The Next Page in Book Publishing History Should Be a Digitized One

Michael Schrage is a writer, consultant and research associate at the Massachusetts Institute of Technology. He writes this column independently for The Times

Bought a good book lately? Wish you could have gotten a bit more for the money? There’s now a cheap and easy way to make good books even better--and publishers needn’t kill a single extra tree to do it.

Instead of simply selling books, publishers should offer two books for (nearly) the price of one: a printed copy for you and a digital version for your personal computer. At a cost of barely a dollar a book, publishers today could easily bind in a 3 1/2-inch, double density floppy disk packed with the indexed text of the original.

Big biographies, business books, self-help tomes, trashy summer novels--it doesn’t matter. For just a buck or two more, you have a book that both you and your computer can read.

Why would you want this? Well, maybe you wouldn’t include that trashy summer novel you’re ashamed to be reading. But how about that biography or business book? Aren’t there a few quotations you would like to cut out and paste into that presentation you’re preparing?


Maybe there’s a passage you’d like to excerpt for a report. We don’t just read books anymore; we also use them as tools. As personal computers proliferate, they create a tacit demand for digital content that goes beyond spreadsheets and databases. Books in digital form literally create new dimensions of accessibility and flexibility.

Don’t ignore the reality that, thanks to the Sony Walkman and car stereos, audio books have become a $1-billion-a-year business. Conventional publishers are only now acknowledging that a little cheap technology can go a long way toward adding value to a product. Digitized books would be far easier and cheaper to produce than audio books.

But wouldn’t authors want to sell their digitized books separately, just like audiotapes? Well, first of all, who really wants to pay $19.95 to read 230 pages on a computer screen? The key is to recognize that the digital and printed versions are complements to, not substitutes for each other.

Publishers have got to get beyond the simplistic notion that paper is obsolete and computers represent the future. In reality, the printed version makes the digital version that much more valuable. The challenge is to figure out how to design, build and profit from complementary media.
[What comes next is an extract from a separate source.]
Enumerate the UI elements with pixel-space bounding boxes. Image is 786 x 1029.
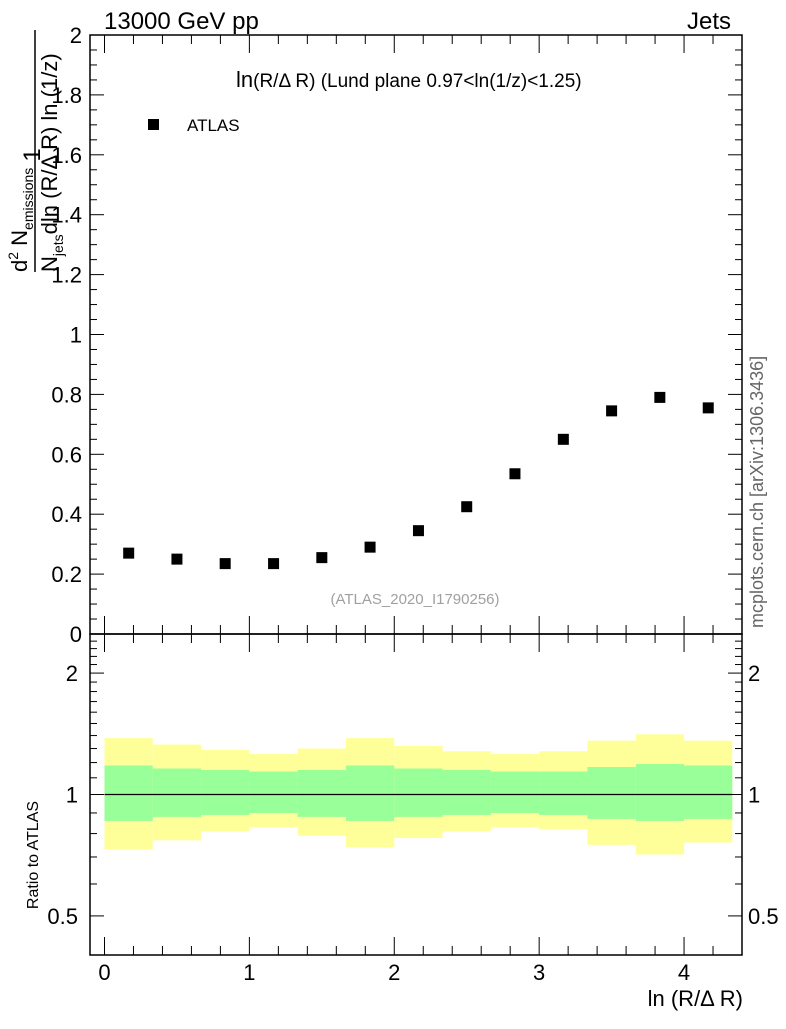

Worried about illegal copying? Copy protection technologies exist, but why not encourage copying of certain kinds of books? Book publishers have survived the Xerox machine and the public library system. They’ll survive the microchip as well.

If authors are really concerned, they can simply refuse to allow a digital version of their book to be made. However, a Tom Peters would probably be delighted that managers were using digitized portions of “Liberation Management” for their presentations. More business people might buy a copy of Bartlett’s Quotations if they knew a disk would make it easy to snatch quotes for their own speeches. College students would love digital versions of their textbooks.
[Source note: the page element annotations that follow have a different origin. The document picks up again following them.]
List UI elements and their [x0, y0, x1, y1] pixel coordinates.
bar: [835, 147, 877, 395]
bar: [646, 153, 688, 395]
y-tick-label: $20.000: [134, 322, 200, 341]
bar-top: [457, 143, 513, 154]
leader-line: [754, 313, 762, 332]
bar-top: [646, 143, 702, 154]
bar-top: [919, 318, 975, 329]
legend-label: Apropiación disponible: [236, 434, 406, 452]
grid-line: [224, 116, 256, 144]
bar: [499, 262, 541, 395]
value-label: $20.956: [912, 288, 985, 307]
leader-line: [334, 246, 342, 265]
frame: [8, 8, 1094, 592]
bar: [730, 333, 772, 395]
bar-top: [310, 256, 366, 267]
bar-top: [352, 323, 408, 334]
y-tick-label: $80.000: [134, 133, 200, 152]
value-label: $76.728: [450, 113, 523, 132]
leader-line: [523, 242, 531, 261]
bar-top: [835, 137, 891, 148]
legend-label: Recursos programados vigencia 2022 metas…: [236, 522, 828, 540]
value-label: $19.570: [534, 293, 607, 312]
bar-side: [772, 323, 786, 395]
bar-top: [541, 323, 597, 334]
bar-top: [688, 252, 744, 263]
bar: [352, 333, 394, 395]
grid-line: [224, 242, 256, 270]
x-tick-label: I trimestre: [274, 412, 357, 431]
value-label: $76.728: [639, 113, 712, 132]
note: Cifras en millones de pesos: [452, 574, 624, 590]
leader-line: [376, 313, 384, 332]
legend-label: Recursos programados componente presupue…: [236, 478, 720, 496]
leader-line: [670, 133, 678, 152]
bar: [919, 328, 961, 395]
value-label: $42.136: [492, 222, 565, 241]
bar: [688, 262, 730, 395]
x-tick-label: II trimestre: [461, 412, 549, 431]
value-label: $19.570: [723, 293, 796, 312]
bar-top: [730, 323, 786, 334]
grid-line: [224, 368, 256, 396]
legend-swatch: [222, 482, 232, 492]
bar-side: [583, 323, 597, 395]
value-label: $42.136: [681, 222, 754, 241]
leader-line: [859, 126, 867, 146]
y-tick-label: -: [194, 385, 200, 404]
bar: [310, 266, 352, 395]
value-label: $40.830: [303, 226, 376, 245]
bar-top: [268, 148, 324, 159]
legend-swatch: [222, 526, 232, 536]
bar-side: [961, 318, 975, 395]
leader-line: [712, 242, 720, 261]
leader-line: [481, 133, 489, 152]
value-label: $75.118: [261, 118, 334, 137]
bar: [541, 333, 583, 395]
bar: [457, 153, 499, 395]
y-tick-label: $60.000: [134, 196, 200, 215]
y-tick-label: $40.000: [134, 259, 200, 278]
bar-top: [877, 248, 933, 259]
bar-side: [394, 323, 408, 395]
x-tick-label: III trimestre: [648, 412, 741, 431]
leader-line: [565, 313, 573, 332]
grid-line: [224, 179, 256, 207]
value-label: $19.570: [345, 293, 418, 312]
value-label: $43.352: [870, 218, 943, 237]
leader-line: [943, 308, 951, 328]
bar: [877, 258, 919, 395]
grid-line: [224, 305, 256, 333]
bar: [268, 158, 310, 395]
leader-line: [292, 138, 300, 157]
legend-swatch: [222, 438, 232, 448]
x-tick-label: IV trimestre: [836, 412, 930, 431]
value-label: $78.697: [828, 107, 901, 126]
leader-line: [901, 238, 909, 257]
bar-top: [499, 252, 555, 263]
In other words, the presence of digital versions should boost book sales overall. That tends to happen when you give people more for their money.

“Publishers are beginning to look at putting all kinds of their books on disks,” said Carrie Friemuth, associate publisher of Times Books, a unit of Random House. “I don’t know of any publisher who is considering packaging them in quite that way. . . . We might be receptive to it; we’re now interested more broadly in distributing ideas, not just in publishing bound books.”


“I have no doubt that this may be one of the ways that electronic stuff will be popularized,” said Bob Stein, whose Voyager Co. has published digitized versions of Michael Crichton’s “Jurassic Park” and Lewis Carroll’s “Alice in Wonderland.” “Over a generation, we are going to change the locus of the reading experience for a lot of people. If McGraw-Hill or Simon & Schuster packaged their nonfiction books this way, they definitely would be adding value to the book.”

To be sure, the McLuhanatics swear that books will soon be as dead as the trees they’re printed on: The future lies in multimedia CD-ROMs--compact discs that blend interactive graphics, sound and text on a personal computer. Of course, it will take a few years before that technology hits mass-market proportions. What’s more, CD-ROM books are expensive to produce.

“Bundling in a floppy disk would be less expensive,” said Harriet Rubin, who publishes Doubleday’s popular Currency line of business books.

She can easily see bundling disks into many of her books within two years, she said, but added that “there is a tremendous resistance to technology in the publishing industry. . . . This is not an industry that embraces innovation.”


Perhaps disks will never become as integral to nonfiction books as page numbers and indexes, but that doesn’t mean book publishers will be able to avoid the way digital technologies can redefine their products. Maybe you can’t judge a book by its cover, but you might judge its publisher by whether its books are available on disk.